# Les nombres remarquables

As I was preparing the lecture I just gave for the SMO Day, I came back to a book I had loved when I was a kid but which I had not spent much time reading since, François le Lionnais’s Les nombres remarquables, written with J. Brette (this is a title which is surprisingly hard to translate; “Remarkable numbers” doesn’t seem right, because it misses the subtle highlighting Les).

In any case, this is a kind of dictionary of interesting numbers, which was published in 1983. I know there exist a few others, but this is the only one I’ve looked at, so I can’t compare it with them. However, this is definitely a very nice book. Partly this may be due to the fact that le Lionnais (should one say, the author, or the collector?) was not really a professional mathematician (despite what Wikipedia seems to claim in the English article), but a type of renaissance man interested both in sciences in general and a humanist; he was the co-founder (with R. Queneau, the man behind Zazie dans le métro) of the famous Oulipo. However, there is no cute amateurishness in his selection of numbers; of course, he doesn’t disdain curiosities like

843 973 902. The largest number obtained, in the decimal system, as a product of two numbers constructed with all digits from 1 to 9. 843 973 902=9642 x 87531.

but what he (or they) think are the “most interesting numbres” are highlighted with one to three stars, and the next item shows that they know that mathematics is not all cuteness:

898 128 000. *** 27 36 53 7 11. Order of the McLaughlin group, the tenth sporadic group.

There are even a few complex numbers, and some “non-determined finite numbers”. Among the first, I note the following property of

$e^{2i\pi /7}=0.999877\ldots + 0.015665\ldots i$

which I didn’t know (or had forgotten): the triples

$(a,b,c)=(1,e^{2i\pi /7},e^{6i\pi/7}) \text{ or } (1,e^{2i\pi/7},e^{10i\pi/7})$

are the only triples of (distinct) complex numbers with modulus one such that 0 does not belong to the convex hull of

$(a^n,b^n,c^n)$

for any integer n.

Among the non-determined finite numbers, there is the one defined as follows, which I suspect is probably determined now:

$N=(-1)^k10^k$

where k is the digit following the first sequence of seven consecutive sevens in the decimal expansion of π. (I think sufficiently many digits have been computed now to determine N).

### Kowalski

I am a professor of mathematics at ETH Zürich since 2008.

## 6 thoughts on “Les nombres remarquables”

1. Cool… I didn’t find a search-Pi-page with my own 30 s web search…

And you’re correct of course for exp(2i pi/7)! The real value is

0.62349 + 0.78183*I

and I really wonder where the value in the book comes from. It doesn’t seem to be a problem of computing in degrees or radians. (I don’t even known if the stated property is valid… there is no reference…)

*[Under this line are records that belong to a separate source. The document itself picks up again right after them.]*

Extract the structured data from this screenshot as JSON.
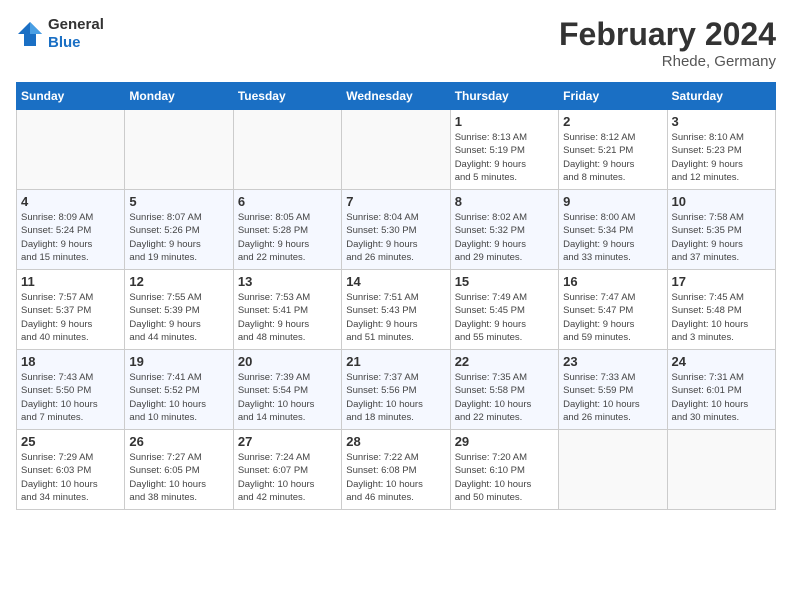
{
  "header": {
    "logo_general": "General",
    "logo_blue": "Blue",
    "month_title": "February 2024",
    "subtitle": "Rhede, Germany"
  },
  "weekdays": [
    "Sunday",
    "Monday",
    "Tuesday",
    "Wednesday",
    "Thursday",
    "Friday",
    "Saturday"
  ],
  "weeks": [
    [
      {
        "day": "",
        "info": ""
      },
      {
        "day": "",
        "info": ""
      },
      {
        "day": "",
        "info": ""
      },
      {
        "day": "",
        "info": ""
      },
      {
        "day": "1",
        "info": "Sunrise: 8:13 AM\nSunset: 5:19 PM\nDaylight: 9 hours\nand 5 minutes."
      },
      {
        "day": "2",
        "info": "Sunrise: 8:12 AM\nSunset: 5:21 PM\nDaylight: 9 hours\nand 8 minutes."
      },
      {
        "day": "3",
        "info": "Sunrise: 8:10 AM\nSunset: 5:23 PM\nDaylight: 9 hours\nand 12 minutes."
      }
    ],
    [
      {
        "day": "4",
        "info": "Sunrise: 8:09 AM\nSunset: 5:24 PM\nDaylight: 9 hours\nand 15 minutes."
      },
      {
        "day": "5",
        "info": "Sunrise: 8:07 AM\nSunset: 5:26 PM\nDaylight: 9 hours\nand 19 minutes."
      },
      {
        "day": "6",
        "info": "Sunrise: 8:05 AM\nSunset: 5:28 PM\nDaylight: 9 hours\nand 22 minutes."
      },
      {
        "day": "7",
        "info": "Sunrise: 8:04 AM\nSunset: 5:30 PM\nDaylight: 9 hours\nand 26 minutes."
      },
      {
        "day": "8",
        "info": "Sunrise: 8:02 AM\nSunset: 5:32 PM\nDaylight: 9 hours\nand 29 minutes."
      },
      {
        "day": "9",
        "info": "Sunrise: 8:00 AM\nSunset: 5:34 PM\nDaylight: 9 hours\nand 33 minutes."
      },
      {
        "day": "10",
        "info": "Sunrise: 7:58 AM\nSunset: 5:35 PM\nDaylight: 9 hours\nand 37 minutes."
      }
    ],
    [
      {
        "day": "11",
        "info": "Sunrise: 7:57 AM\nSunset: 5:37 PM\nDaylight: 9 hours\nand 40 minutes."
      },
      {
        "day": "12",
        "info": "Sunrise: 7:55 AM\nSunset: 5:39 PM\nDaylight: 9 hours\nand 44 minutes."
      },
      {
        "day": "13",
        "info": "Sunrise: 7:53 AM\nSunset: 5:41 PM\nDaylight: 9 hours\nand 48 minutes."
      },
      {
        "day": "14",
        "info": "Sunrise: 7:51 AM\nSunset: 5:43 PM\nDaylight: 9 hours\nand 51 minutes."
      },
      {
        "day": "15",
        "info": "Sunrise: 7:49 AM\nSunset: 5:45 PM\nDaylight: 9 hours\nand 55 minutes."
      },
      {
        "day": "16",
        "info": "Sunrise: 7:47 AM\nSunset: 5:47 PM\nDaylight: 9 hours\nand 59 minutes."
      },
      {
        "day": "17",
        "info": "Sunrise: 7:45 AM\nSunset: 5:48 PM\nDaylight: 10 hours\nand 3 minutes."
      }
    ],
    [
      {
        "day": "18",
        "info": "Sunrise: 7:43 AM\nSunset: 5:50 PM\nDaylight: 10 hours\nand 7 minutes."
      },
      {
        "day": "19",
        "info": "Sunrise: 7:41 AM\nSunset: 5:52 PM\nDaylight: 10 hours\nand 10 minutes."
      },
      {
        "day": "20",
        "info": "Sunrise: 7:39 AM\nSunset: 5:54 PM\nDaylight: 10 hours\nand 14 minutes."
      },
      {
        "day": "21",
        "info": "Sunrise: 7:37 AM\nSunset: 5:56 PM\nDaylight: 10 hours\nand 18 minutes."
      },
      {
        "day": "22",
        "info": "Sunrise: 7:35 AM\nSunset: 5:58 PM\nDaylight: 10 hours\nand 22 minutes."
      },
      {
        "day": "23",
        "info": "Sunrise: 7:33 AM\nSunset: 5:59 PM\nDaylight: 10 hours\nand 26 minutes."
      },
      {
        "day": "24",
        "info": "Sunrise: 7:31 AM\nSunset: 6:01 PM\nDaylight: 10 hours\nand 30 minutes."
      }
    ],
    [
      {
        "day": "25",
        "info": "Sunrise: 7:29 AM\nSunset: 6:03 PM\nDaylight: 10 hours\nand 34 minutes."
      },
      {
        "day": "26",
        "info": "Sunrise: 7:27 AM\nSunset: 6:05 PM\nDaylight: 10 hours\nand 38 minutes."
      },
      {
        "day": "27",
        "info": "Sunrise: 7:24 AM\nSunset: 6:07 PM\nDaylight: 10 hours\nand 42 minutes."
      },
      {
        "day": "28",
        "info": "Sunrise: 7:22 AM\nSunset: 6:08 PM\nDaylight: 10 hours\nand 46 minutes."
      },
      {
        "day": "29",
        "info": "Sunrise: 7:20 AM\nSunset: 6:10 PM\nDaylight: 10 hours\nand 50 minutes."
      },
      {
        "day": "",
        "info": ""
      },
      {
        "day": "",
        "info": ""
      }
    ]
  ]
}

In fact, the very short section on complex numbers has serious problems: two other items are Gamma(1+i), where the sign of the imaginary part is wrong, and exp(i), where the decimal sign is missing in the imaginary part!

2. Anonymous says:

Dear K,

I think you will find that Cos(Pi^2/630) = 0.99987729…

To put it another way, this a version of a classic “calculator error”: computing Cos of 2 Pi/7 _degrees_ rather than _radians_.

3. I had suspected the radian/degree problem (the teaching in France used degrees to measure angles in a lot of elementary geometry at that time — I don’t know about now), but I would never have guessed that whoever did the computation would have replaced 2*Pi par Pi^2!
(And the imaginary part also corresponds to sin(Pi^2/7/90).)

4. Anonymous says:

Dear K, what I meant was 2Pi/7 degrees is equal to (2Pi/7)(2Pi/360) = Pi^2/630 radians. So if you have one of those calculators that assumes (unless you change the settings) that any input is in degrees, and you type 2 x Pi % 7 Cos, this is what comes out.

5. Thanks (again…) I should have used a calculator instead of messing up the radian-to-degree conversion by putting a single Pi myself…
So the mystery is explained.